Mr. Borge was always careful to balance his spontaneous droll asides and witty sight gags with a superb performance at the piano.
"There has to be enough musical content to please the sophisticated," he said, "and enough broad humor to satisfy those who have come just to laugh."
Born Borge Rosenbaum in Copenhagen, Mr. Borge was educated at the Borgerdydskolen, a public school in his native city.
His father wanted him to follow in his footsteps, but young Mr. Borge preferred piano to violin. At 9, he entered the Copenhagen Conservatory on a scholarship. He later studied at the University of Berlin, and with private teachers in Copenhagen and Vienna.
Mr. Borge made his concert debut at the age of 13 and began composing at 17. At 23 he made his professional comedy debut.
He appeared in six films and wrote a Swedish newspaper column.
On Christmas Eve of 1933 he married Elsie Chilton, an American who helped him escape the Nazis and immigrate to the U.S.
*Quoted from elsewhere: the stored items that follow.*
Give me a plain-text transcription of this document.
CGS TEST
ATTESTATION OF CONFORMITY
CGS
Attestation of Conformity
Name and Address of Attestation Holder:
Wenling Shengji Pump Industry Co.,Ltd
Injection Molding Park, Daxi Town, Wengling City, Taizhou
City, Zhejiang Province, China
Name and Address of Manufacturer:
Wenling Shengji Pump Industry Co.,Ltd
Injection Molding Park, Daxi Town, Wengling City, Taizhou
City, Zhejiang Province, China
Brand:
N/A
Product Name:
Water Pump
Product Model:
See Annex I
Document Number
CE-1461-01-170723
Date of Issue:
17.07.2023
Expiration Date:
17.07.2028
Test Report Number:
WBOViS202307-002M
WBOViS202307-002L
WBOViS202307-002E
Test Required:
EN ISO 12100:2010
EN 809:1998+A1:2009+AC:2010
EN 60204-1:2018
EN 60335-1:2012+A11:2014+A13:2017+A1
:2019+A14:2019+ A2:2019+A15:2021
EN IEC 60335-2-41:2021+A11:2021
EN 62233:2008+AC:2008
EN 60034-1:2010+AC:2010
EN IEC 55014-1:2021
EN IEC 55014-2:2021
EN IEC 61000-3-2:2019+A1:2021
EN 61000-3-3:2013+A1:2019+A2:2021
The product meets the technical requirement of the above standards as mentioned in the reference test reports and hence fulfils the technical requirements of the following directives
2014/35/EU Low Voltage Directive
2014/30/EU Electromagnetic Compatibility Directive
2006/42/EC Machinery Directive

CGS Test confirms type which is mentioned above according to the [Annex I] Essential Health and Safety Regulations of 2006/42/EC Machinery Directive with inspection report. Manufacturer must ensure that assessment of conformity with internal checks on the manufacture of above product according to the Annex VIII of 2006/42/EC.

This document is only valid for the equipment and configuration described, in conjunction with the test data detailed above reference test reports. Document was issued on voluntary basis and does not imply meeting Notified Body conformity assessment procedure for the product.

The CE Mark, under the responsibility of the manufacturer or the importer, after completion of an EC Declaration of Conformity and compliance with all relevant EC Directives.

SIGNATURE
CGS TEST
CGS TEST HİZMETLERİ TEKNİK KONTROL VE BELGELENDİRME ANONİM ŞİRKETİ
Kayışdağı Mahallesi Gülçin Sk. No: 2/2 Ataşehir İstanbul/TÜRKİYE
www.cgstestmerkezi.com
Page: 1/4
The entertainer quickly earned a place on the Nazi public-enemy list by making fun of the party. Typical was his comment on the irony of a pact between Denmark and Germany: "Now the good German citizens can sleep peacefully in their beds, secure from the threat of Danish aggression."
Shortening his name to Victor Borge, the immigrant translated some of his routines into English and won a spot in a Florida nightclub show. He met entertainer Rudy Vallee, who gave him an audition and loaned him a studio audience that included Bing Crosby's radio sponsors.
Mr. Borge's guest appearance on Crosby's "Kraft Music Hall" in December 1941 led to a niche as a regular on the crooner's show for 56 weeks.
His American career in top nightclubs and concert halls was launched. When he made his debut at Carnegie Hall in 1945, the show-business journal Variety headlined its review, "Best Acts of All Play Carnegie Hall Cued by Borge's Show."
He was soon engaged as a summer replacement for the popular radio show "Fibber McGee and Molly," and in September 1946 he began broadcasting "The Victor Borge Show" on NBC. A subsequent one-man Broadway show in 1953 ran for 2 1/2 years, setting an 849-performance record for such solo acts.
Late in his career, Mr. Borge began conducting. His second book, "My Favorite Comedies in Music," co-written with critic Robert Sherman in 1980, was prompted by his study of various musical instruments in preparation for conducting.
Mr. Borge is survived by his five children, nine grandchildren and one great-grandchild. His second wife, Sanna, died in September at the age of 83.